Red Velvet Cupcakes
(From my Clean Comfort Fat Burning Meals Cookbook Page 389)
- 3 small beets
- ½ cup coconut flour
- 4 tbsp. arrowroot flour
- 2 tbsp. raw cacao powder
- 2 tsp. baking powder
- ¼ tsp. sea salt
- ½ cup organic unsalted butter
- ½ cup raw honey
- 3 whole eggs
- ½ tsp. pure vanilla extract
- 2 tbsp. lemon juice
Preheat oven to 400 degrees F.
Wrap beets completely in aluminum foil and place in the oven. Roast until tender and easily pierced with a knife, about 1 hour. Remove from the oven and let cool. When the beets are cool to touch, remove peel by pushing the skin with your fingers. Place beets in a high speed blender or food processor and puree. Measure out 1 cup of puree.
Preheat oven to 350 degrees F. Line muffin cups with paper liners.
In a large bowl, mix together coconut flour, arrowroot flour, cocoa powder, baking powder and salt.
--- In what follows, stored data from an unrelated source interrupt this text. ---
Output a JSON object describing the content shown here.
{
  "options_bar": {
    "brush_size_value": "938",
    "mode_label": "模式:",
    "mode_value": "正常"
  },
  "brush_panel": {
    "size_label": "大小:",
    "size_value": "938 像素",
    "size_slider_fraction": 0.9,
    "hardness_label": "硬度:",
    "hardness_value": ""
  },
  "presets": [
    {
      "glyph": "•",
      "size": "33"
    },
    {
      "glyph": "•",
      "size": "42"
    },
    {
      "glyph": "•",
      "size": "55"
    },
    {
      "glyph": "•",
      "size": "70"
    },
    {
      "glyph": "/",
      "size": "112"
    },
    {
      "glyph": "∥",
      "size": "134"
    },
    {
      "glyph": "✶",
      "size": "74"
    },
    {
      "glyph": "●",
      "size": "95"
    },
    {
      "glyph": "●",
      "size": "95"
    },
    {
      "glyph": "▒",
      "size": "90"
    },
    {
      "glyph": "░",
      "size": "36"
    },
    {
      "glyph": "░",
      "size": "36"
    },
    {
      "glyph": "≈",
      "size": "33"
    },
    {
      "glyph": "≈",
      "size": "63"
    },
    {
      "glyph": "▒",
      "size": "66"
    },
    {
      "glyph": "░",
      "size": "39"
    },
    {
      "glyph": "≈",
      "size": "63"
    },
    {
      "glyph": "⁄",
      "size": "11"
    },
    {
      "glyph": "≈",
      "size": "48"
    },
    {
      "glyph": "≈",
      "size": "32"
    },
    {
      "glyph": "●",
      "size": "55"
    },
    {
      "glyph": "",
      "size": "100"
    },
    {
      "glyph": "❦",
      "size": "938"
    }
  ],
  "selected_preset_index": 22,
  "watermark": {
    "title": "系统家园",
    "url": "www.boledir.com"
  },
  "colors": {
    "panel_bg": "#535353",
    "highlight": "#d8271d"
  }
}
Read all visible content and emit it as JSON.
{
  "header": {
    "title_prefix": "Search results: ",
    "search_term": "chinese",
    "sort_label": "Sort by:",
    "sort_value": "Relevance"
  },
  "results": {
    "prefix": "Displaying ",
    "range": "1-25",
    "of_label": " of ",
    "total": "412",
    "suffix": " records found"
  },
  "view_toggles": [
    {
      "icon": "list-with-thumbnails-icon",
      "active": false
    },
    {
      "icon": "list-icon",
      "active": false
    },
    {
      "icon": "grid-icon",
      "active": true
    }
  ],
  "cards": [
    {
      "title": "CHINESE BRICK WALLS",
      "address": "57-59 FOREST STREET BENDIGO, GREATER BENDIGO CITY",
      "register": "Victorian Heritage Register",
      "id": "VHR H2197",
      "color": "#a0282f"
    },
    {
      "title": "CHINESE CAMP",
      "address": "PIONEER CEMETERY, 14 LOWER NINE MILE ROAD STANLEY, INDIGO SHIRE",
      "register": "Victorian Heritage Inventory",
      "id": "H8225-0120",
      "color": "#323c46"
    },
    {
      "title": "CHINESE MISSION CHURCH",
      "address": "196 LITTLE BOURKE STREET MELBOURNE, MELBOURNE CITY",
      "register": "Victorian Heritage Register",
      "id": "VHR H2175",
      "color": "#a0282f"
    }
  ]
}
In a separate bowl combine butter, honey, eggs, vanilla, lemon juice, and beet puree. Mix well.
Add wet ingredients to dry ingredients. Using a hand mixer blend until a creamy cake-like texture is achieved.
Divide batter evenly in muffin pan.
Bake 25-30minutes, or until toothpick inserted in the center of a cupcake comes out clean.
Let cupcakes cool. Top with prepared Cream Cheese frosting (see recipe below).
‘Cream Cheese’ Recipe
- 2 cups raw cashews, soaked for 2 hours in warm water
- ¾ cup full fat coconut milk
- 1 egg
- 2 tbsp. arrowroot starch
- 1 tsp. fresh lemon juice
- 1 tsp. vanilla extract
- ¼ cup maple syrup
- Discard the cashew soaking water.
- Add all of the ingredients in a high speed blender or food processor. Blend on high until creamy — this will take a few minutes. If you still see little pieces of cashew, keep blending. The constancy will become smooth and creamy.